As a plan sponsor and fiduciary to your company’s retirement plan, you have certain responsibilities to ensure optimal investments, reasonable fees, and informed participants, but unless you are an expert in plan design, investments and administration, you may be swimming upstream in choppy water. As regulations tighten and employees become better informed, an independent advisor, acting as a co-fiduciary on your plan, can help you navigate these waters confidently. An independent 401(k) advisor brings expertise in creating a best practices retirement plan and monitoring process that seeks to help protect you from liability and loss, while simultaneously promoting positive participant outcomes. In other words, a good advisor strives to help you avoid common fiduciary mistakes and creates a stronger plan for your employees.
Fiduciary laws have been interpreted based on the prudent man rule: “was the fiduciary’s conduct in accordance with actions that would have been taken by a prudent person faced with the same situation?” Under ERISA (the set of laws governing 401(k) and other retirement plans), the expected standard for fiduciary conduct is raised from that of a prudent man to a prudent expert, which essentially means, “become an expert or hire one.” Therefore, a fiduciary must be familiar not only with the rules and laws under which they are being held accountable, they also must set up a process by which they monitor themselves, or the experts they hire, in the areas of plan design, investments, and administration.
A good independent retirement plan advisor brings key elements into play that seeks to save you money, backstop your liability and create a stronger plan for your employees. These include:
Focused experience in retirement plan consulting. When you are looking for an advisor, finding one that specializes in retirement planning, over other kinds of financial planning, means they will be better able to anticipate, understand and relieve pain points related to managing an effective plan.
Independence. Working with an independent advisor will provide assurance that funds and service providers receive independent evaluation, aiming for no conflict of interest.
Co-fiduciary status. A key benefit of working with an independent retirement plan advisor is their ability to act as a co-fiduciary to your plan. Their expertise and guidance using best practices in plan design, investments, and monitoring aims to provide the prudent expert standard of fiduciary conduct important for your financial confidence.
ERISA expertise. A topnotch retirement plan advisor seeks to guide you through ERISA’s changing requirements with a variety of tools, including checklists, forms, education modules, etc., to ensure prudent skill and care.
In-depth knowledge of plan providers. An independent retirement plan advisor will be familiar with plan fees, expenses and revenue sharing from throughout the provider marketplace and be able to benchmark your plan among other service providers to show you how your plan stacks up.
Employee education. An experienced independent advisor will have the knowledge, communication skills, and collateral material necessary to help your employees better understand their investments and asset allocation.
Transparency. An independent retirement advisor will provide in writing, full and comprehensible disclosure on all fees received on a direct or indirect basis, including the fee disclosure regulations that took effect in 2012.

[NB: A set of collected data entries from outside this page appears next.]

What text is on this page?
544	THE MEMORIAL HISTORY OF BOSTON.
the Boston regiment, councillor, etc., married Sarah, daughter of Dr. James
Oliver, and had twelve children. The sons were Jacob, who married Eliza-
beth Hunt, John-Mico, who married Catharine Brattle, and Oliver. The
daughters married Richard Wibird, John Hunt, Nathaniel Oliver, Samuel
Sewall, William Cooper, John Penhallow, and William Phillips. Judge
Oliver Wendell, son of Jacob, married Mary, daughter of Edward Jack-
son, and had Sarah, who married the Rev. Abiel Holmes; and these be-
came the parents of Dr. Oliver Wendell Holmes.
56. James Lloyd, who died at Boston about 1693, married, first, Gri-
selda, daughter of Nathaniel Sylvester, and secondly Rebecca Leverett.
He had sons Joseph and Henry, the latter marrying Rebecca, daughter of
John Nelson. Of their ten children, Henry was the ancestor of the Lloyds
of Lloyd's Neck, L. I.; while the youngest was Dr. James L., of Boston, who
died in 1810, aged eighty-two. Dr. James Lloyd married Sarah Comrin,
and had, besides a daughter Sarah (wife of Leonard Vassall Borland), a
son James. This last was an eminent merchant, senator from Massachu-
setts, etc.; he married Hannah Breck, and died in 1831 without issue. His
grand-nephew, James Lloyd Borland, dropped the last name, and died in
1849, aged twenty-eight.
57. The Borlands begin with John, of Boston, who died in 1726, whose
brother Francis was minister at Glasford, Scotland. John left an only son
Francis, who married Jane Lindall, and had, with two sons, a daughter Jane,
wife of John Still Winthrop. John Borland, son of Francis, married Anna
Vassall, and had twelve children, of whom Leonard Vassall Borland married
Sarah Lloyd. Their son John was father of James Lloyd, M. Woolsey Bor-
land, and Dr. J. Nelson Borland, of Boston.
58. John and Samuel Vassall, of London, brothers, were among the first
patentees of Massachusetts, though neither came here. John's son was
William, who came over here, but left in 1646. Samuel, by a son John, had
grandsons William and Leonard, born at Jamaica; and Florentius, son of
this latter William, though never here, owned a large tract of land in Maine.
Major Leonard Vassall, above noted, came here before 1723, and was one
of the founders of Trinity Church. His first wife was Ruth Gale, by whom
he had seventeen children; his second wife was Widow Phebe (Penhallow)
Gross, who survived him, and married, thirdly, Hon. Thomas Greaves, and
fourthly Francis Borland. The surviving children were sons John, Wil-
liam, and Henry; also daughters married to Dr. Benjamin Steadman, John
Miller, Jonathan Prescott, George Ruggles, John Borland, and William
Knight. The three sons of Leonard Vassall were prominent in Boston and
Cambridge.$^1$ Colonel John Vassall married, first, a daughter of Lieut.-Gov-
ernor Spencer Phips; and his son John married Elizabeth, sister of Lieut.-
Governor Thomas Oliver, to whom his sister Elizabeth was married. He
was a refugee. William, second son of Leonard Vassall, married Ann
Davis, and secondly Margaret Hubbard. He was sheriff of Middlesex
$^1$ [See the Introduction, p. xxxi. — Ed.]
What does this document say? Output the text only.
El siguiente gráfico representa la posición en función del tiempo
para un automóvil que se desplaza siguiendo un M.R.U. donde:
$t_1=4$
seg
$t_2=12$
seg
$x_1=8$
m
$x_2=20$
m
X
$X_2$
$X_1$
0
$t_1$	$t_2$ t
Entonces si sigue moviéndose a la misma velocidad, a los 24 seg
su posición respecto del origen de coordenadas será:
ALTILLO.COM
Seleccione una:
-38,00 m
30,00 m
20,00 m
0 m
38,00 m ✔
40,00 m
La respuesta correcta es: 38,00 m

The benefits of hiring an independent retirement plan advisor are clear. You want to provide the best retirement plan to your employees and feel confident that you are meeting all of your fiduciary responsibilities, but very likely, you wear many hats. Hiring an independent retirement plan advisor seeks to enable you to meet the prudent expert standard, seeks to protect you from liability, and promotes the most positive outcomes for participants.
This information was developed as a general guide to educate plan sponsors, but is not intended as authoritative guidance or tax or legal advice. Each plan has unique requirements, and you should consult your attorney or tax advisor for guidance on your specific situation. In no way does advisor assure that, by using the information provided, plan sponsor will be in compliance with ERISA regulations.